Introduction: How to Surface Mount Solder Using Solder Paste

Picture of How to Surface Mount Solder Using Solder Paste

Quick tutorial showing how to solder a Attiny85 package type SOIC-8 using a hot air tool and solder paste.

SOIC is just one of the many types of standarized packages that integrated circuits such as the Attiny85 can come in. The package type just indicates the components will look different and have the chip's legs accessible in different styles.

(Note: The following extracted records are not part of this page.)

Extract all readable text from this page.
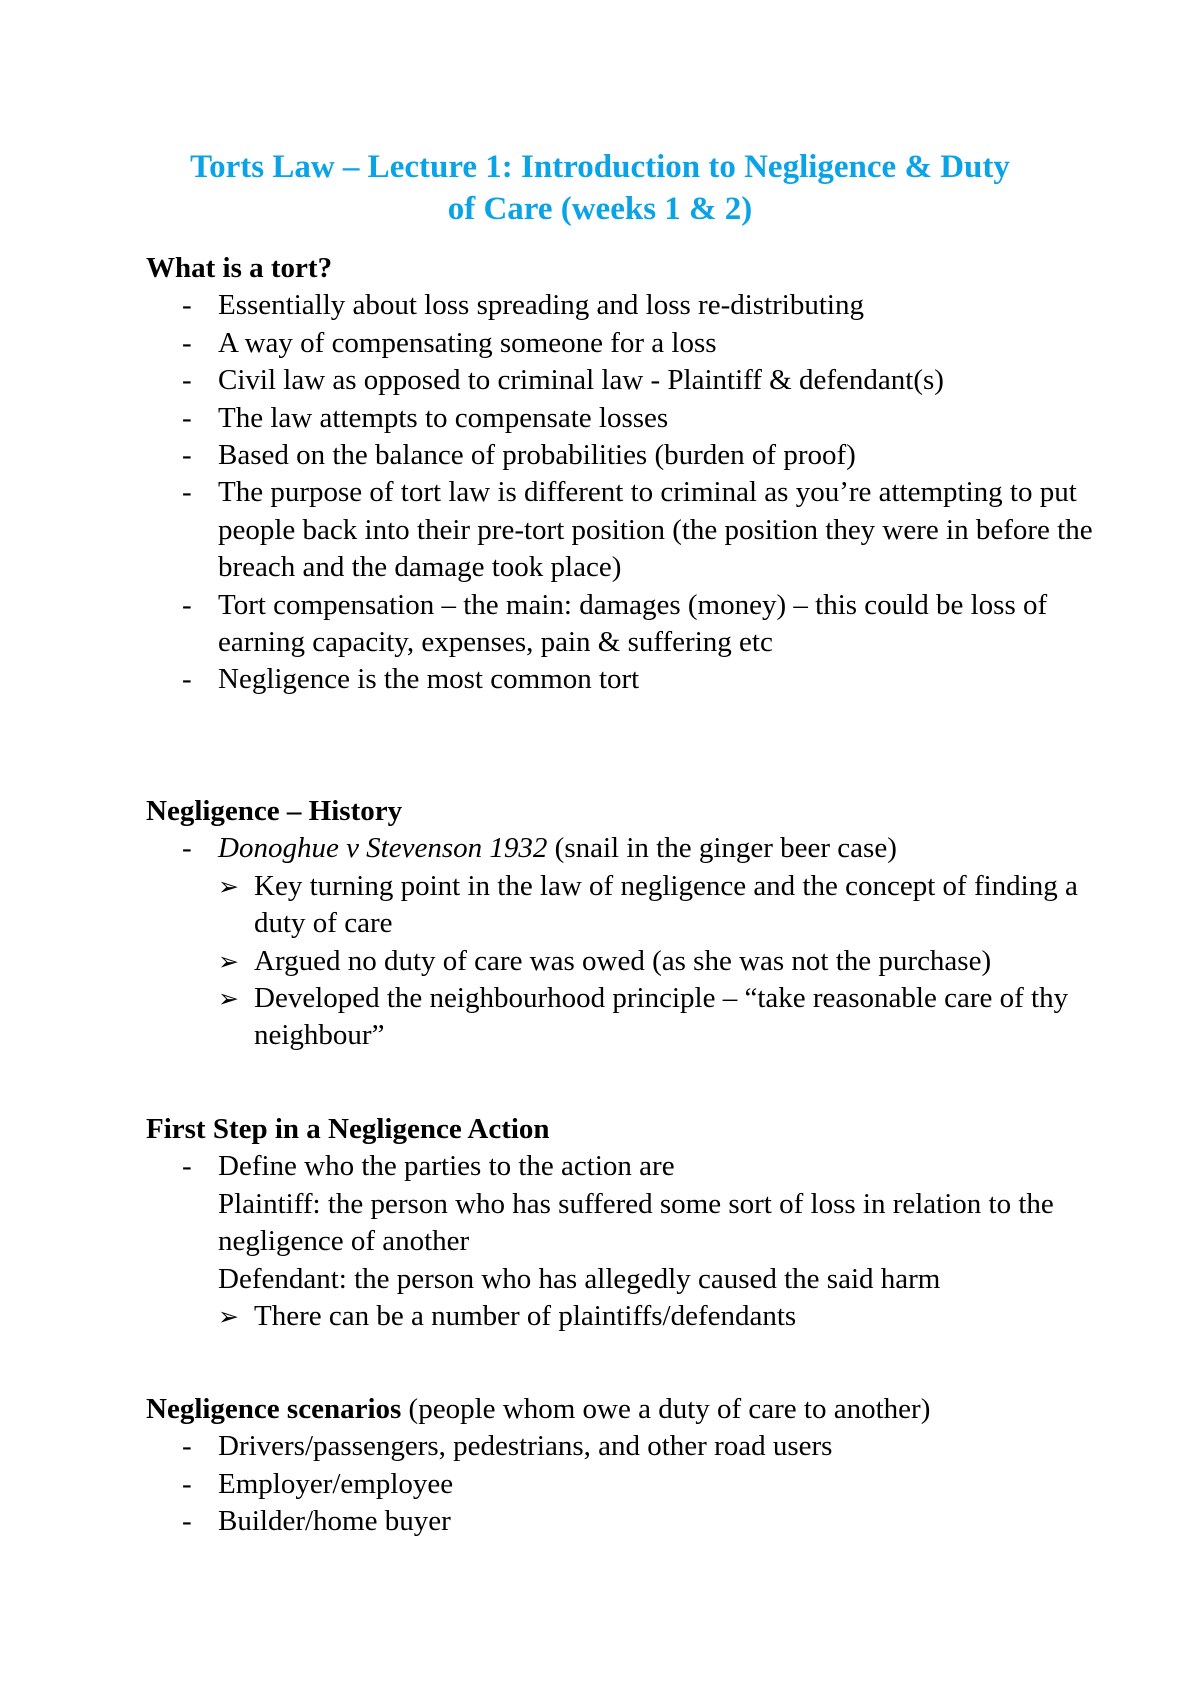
Torts Law – Lecture 1: Introduction to Negligence & Duty
of Care (weeks 1 & 2)

What is a tort?

- Essentially about loss spreading and loss re-distributing
- A way of compensating someone for a loss
- Civil law as opposed to criminal law - Plaintiff & defendant(s)
- The law attempts to compensate losses
- Based on the balance of probabilities (burden of proof)
- The purpose of tort law is different to criminal as you’re attempting to put people back into their pre-tort position (the position they were in before the breach and the damage took place)
- Tort compensation – the main: damages (money) – this could be loss of earning capacity, expenses, pain & suffering etc
- Negligence is the most common tort

Negligence – History

- Donoghue v Stevenson 1932 (snail in the ginger beer case)
➢ Key turning point in the law of negligence and the concept of finding a duty of care
➢ Argued no duty of care was owed (as she was not the purchase)
➢ Developed the neighbourhood principle – “take reasonable care of thy neighbour”

First Step in a Negligence Action

- Define who the parties to the action are

Plaintiff: the person who has suffered some sort of loss in relation to the negligence of another

Defendant: the person who has allegedly caused the said harm

➢ There can be a number of plaintiffs/defendants

Negligence scenarios (people whom owe a duty of care to another)

- Drivers/passengers, pedestrians, and other road users
- Employer/employee
- Builder/home buyer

This is a free hand soldering paste technique using a Hot Air Soldering Rework Station but you are more than welcome to make a stencil from OSH Stencils!

Questions, Concerns , Compliments, Feedback all welcomed:


Step 1: What You Will Need

Picture of What You Will Need

1. SMD291SNL ‑ Chip Quik Solder Paste (recommended to use because it comes w/ a fine tip syringe)

2. PCB board (I'll be using Adafruit's SOIC-8 breakout board)

3. Components being soldered (I'm using the ATtiny85)

4. Fine tip tweezers

5. Hot Air Soldering Rework Station/ Or a skillet,oven you feel comfortable using for SMD work

Step 2: Find Something to Hold Down the PCB

Picture of Find Something to Hold Down the PCB

I'll be using my favorite vise the PanaVise 350 Multi-Purpose Work Center.

However , use whatever works best for you (small vise, tape, wood,clamp etc)

Step 3: Dispense Solder Paste Onto the Copper Traces

Picture of Dispense Solder Paste Onto the Copper Traces

Squirt a line that spreads over the golden pads (copper pads)

Don't worry about getting the solder paste on the blue part of the PCB (solder mask)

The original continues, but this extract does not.